Upcoming CA population losses might wreak havoc on schools, businesses, pensions
SJ suffers disproportionately from Californian outmigration, having lost 0.5% of residents last year—many to places more affordable and which have sufficient housing supply. The Globe analyzes how CA'n population losses (only expected to escalate in coming decades) could compromise local jurisdictions' education, pensions, health care, and transit systems.
In 1967, California knocked New York from its perch and became the largest – by population – state in America.
In 2049, Texas may very well do the same to California.
Why? Because new state Department of Finance population forecast numbers show California as having roughly the same number – about 12,000 less actually – of people in it in 2060 as it does right now – in 2023.
The economic, political, and cultural impacts of this new projection – in 2007 the department projected a population of 60 million in 2060 – are massive....
The forecasts will have ripple effects throughout the state, as the numbers are used by government agencies and private industry to make future plans.
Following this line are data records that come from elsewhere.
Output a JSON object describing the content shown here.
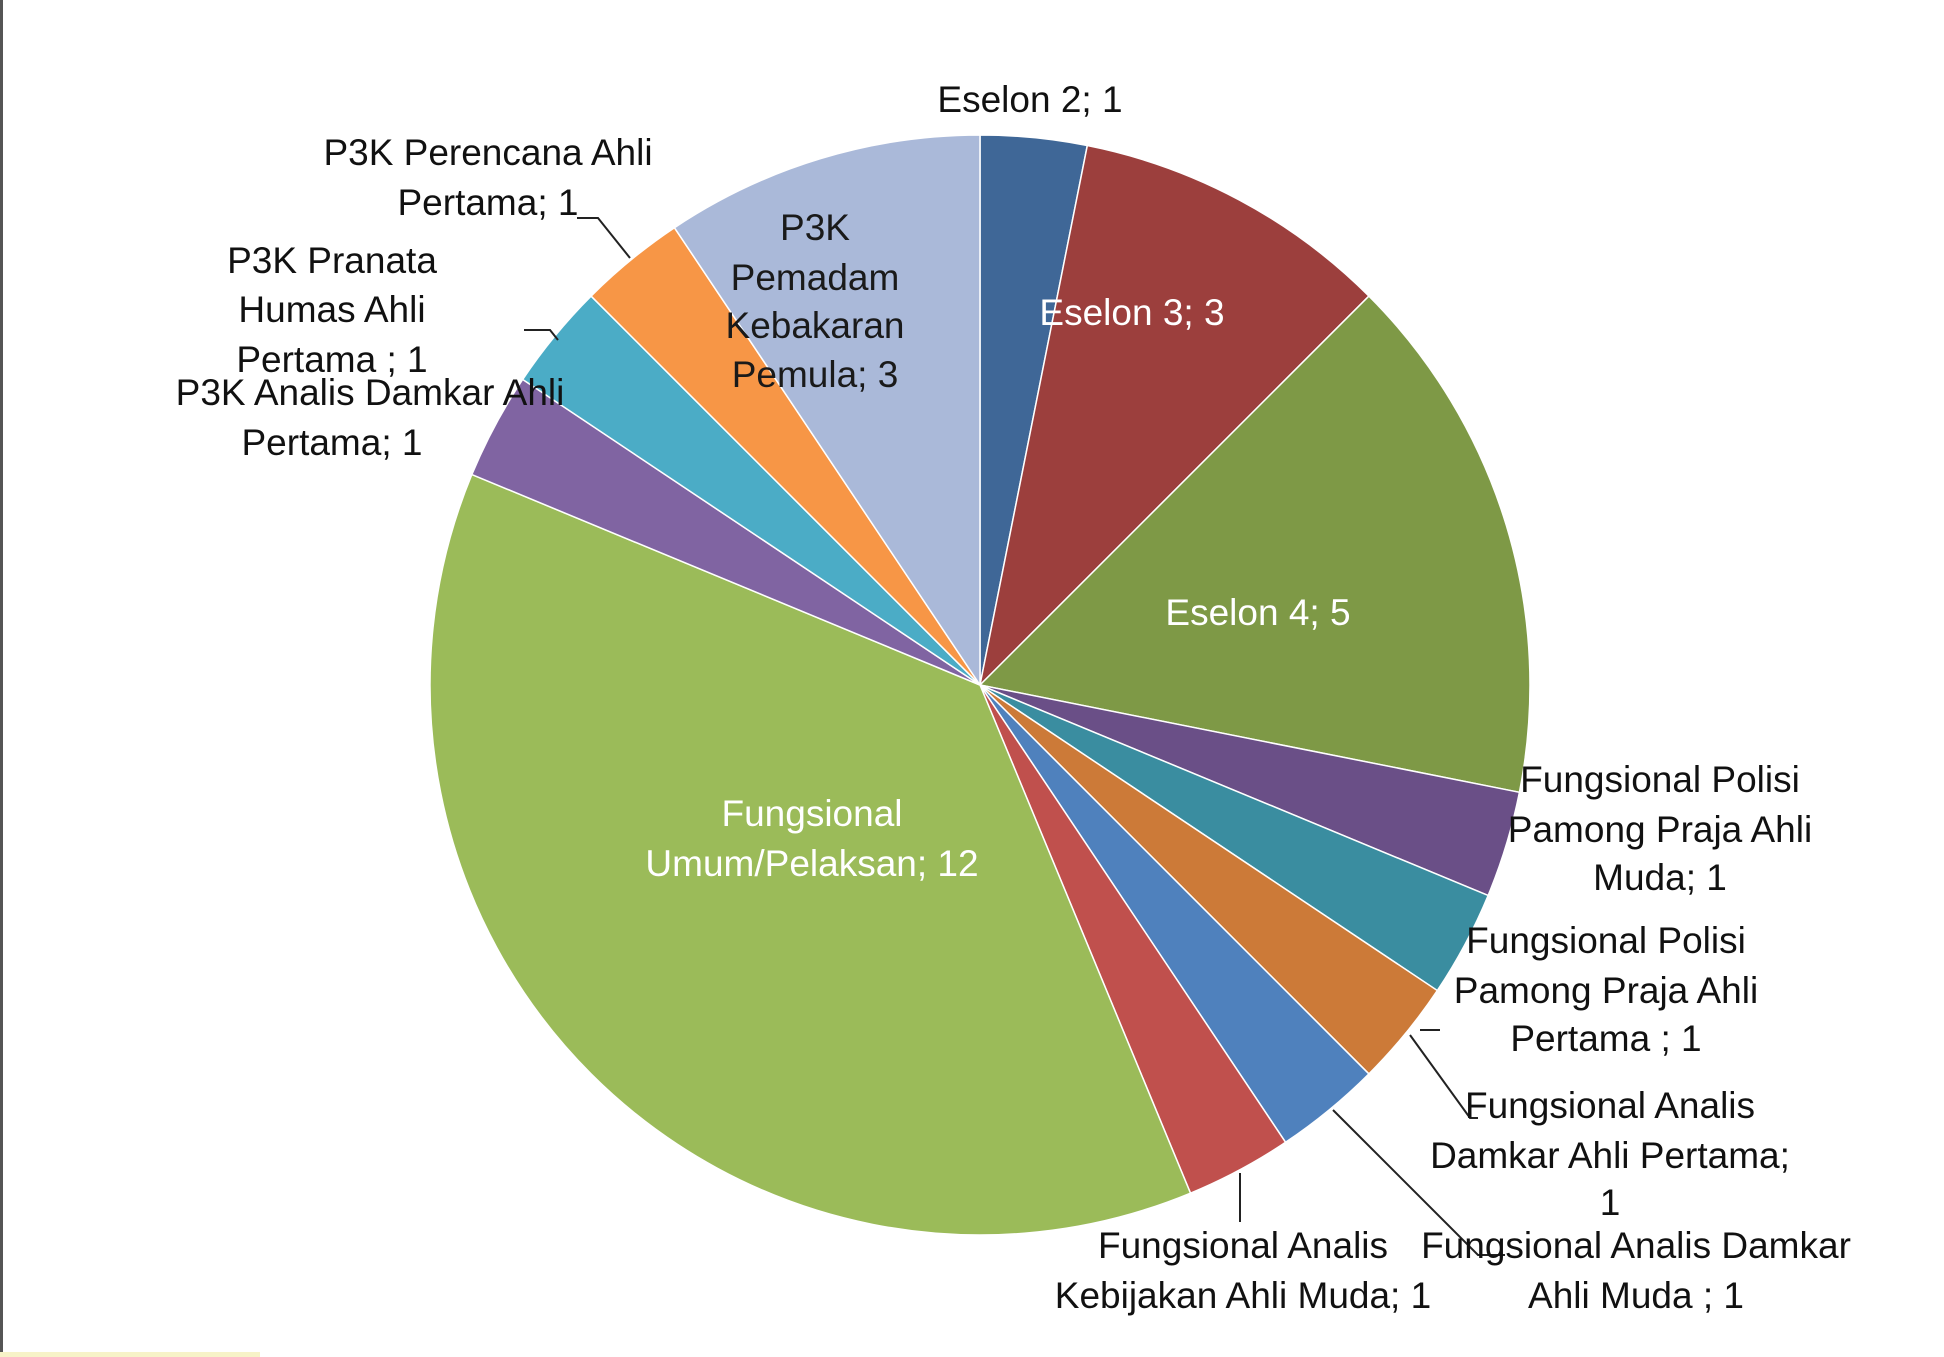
{
  "chart_data": {
    "type": "pie",
    "title": "",
    "slices": [
      {
        "label": "Eselon 2; 1",
        "value": 1,
        "color": "#3f6797"
      },
      {
        "label": "Eselon 3; 3",
        "value": 3,
        "color": "#9c3f3d"
      },
      {
        "label": "Eselon 4; 5",
        "value": 5,
        "color": "#7e9946"
      },
      {
        "label": "Fungsional Polisi Pamong Praja Ahli Muda; 1",
        "value": 1,
        "color": "#6a4f87"
      },
      {
        "label": "Fungsional Polisi Pamong Praja Ahli Pertama ; 1",
        "value": 1,
        "color": "#3a8da0"
      },
      {
        "label": "Fungsional Analis Damkar Ahli Pertama; 1",
        "value": 1,
        "color": "#cc7a38"
      },
      {
        "label": "Fungsional Analis Damkar Ahli Muda ; 1",
        "value": 1,
        "color": "#4f81bd"
      },
      {
        "label": "Fungsional Analis Kebijakan Ahli Muda; 1",
        "value": 1,
        "color": "#c0504d"
      },
      {
        "label": "Fungsional Umum/Pelaksan; 12",
        "value": 12,
        "color": "#9bbb59"
      },
      {
        "label": "P3K Analis Damkar Ahli Pertama; 1",
        "value": 1,
        "color": "#8064a2"
      },
      {
        "label": "P3K Pranata Humas Ahli Pertama ; 1",
        "value": 1,
        "color": "#4bacc6"
      },
      {
        "label": "P3K Perencana Ahli Pertama; 1",
        "value": 1,
        "color": "#f79646"
      },
      {
        "label": "P3K Pemadam Kebakaran Pemula; 3",
        "value": 3,
        "color": "#aab9d9"
      }
    ],
    "legend": "none",
    "data_labels": "category; value"
  }
}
Cities that assumed for a population increase of “X” will have to re-visit their general plans, school districts will have to rejigger their building (or not building, so school bonds should have an appropriately very difficult time passing) plans, businesses will take a third or fourth look at whether to expand in the state, and public pension and health care funds will be even more stressed with comparably fewer-than-expected earners supporting retirees.
And, of course, the on-time, on-budget high speed rail project will have to tweak its ridership projections and that could eat into its projected massive profits.
Just kidding on that last one – couldn’t resist. Seriously, though, the ludicrous ridership projections are based on higher population estimates.